Personal information
- Full name: Mark Richardson
- Nicknames: Bozo, Cho
- Born: 31 October 1972 (age 53)
- Original team: Macleod
- Height: 196 cm (6 ft 5 in)
- Weight: 99 kg (218 lb)
- Position: Forward/Defence

Playing career^{1}
- Years: Club / Games (Goals)
- 1991–2002: Collingwood / 141 (83)
- ^{1} Playing statistics correct to the end of 2002.

= Mark Richardson (footballer) =

Australian rules footballer

Mark Richardson (born 31 October 1972) is a former Australian rules footballer who played with Collingwood in the Australian Football League (AFL).

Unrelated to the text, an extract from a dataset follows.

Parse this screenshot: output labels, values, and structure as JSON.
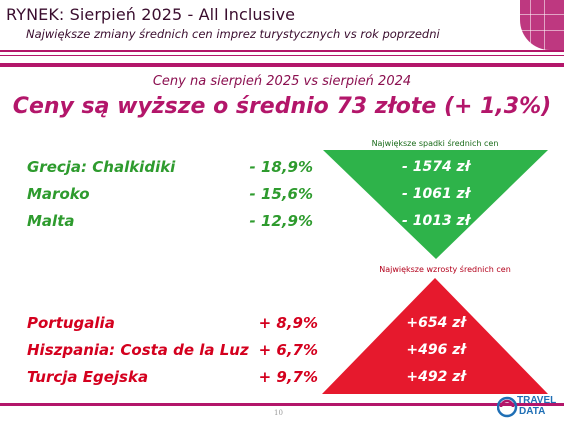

Recruited from Macleod, Richardson came from a strong footballing family. His father Wayne and uncle Max were both Collingwood players while Mark's grandfather Arnold was a West Australian interstate representative.

Richardson played for Collingwood at under-age level before breaking into the senior's list. Used initially as a key forward, he managed 23 goals in his debut year, three on them on debut against the Brisbane Bears. He also kicked seven goals in a match against Sydney mid season and six more the week after.

Injuries and inconsistent form restricted his appearances during the early part of his career but he was a regular fixture in the Collingwood team from 1995 to 2001. He played either up forward or in defence but also spent some time as a ruckman. Richardson's last match for Collingwood came in the final home and away match of the 2002 season. Although the club made the finals and ultimately the Grand Final, Richardson remained on the sidelines. He was originally selected as an emergency for the premiership decider but was forced to withdraw due to a thigh injury.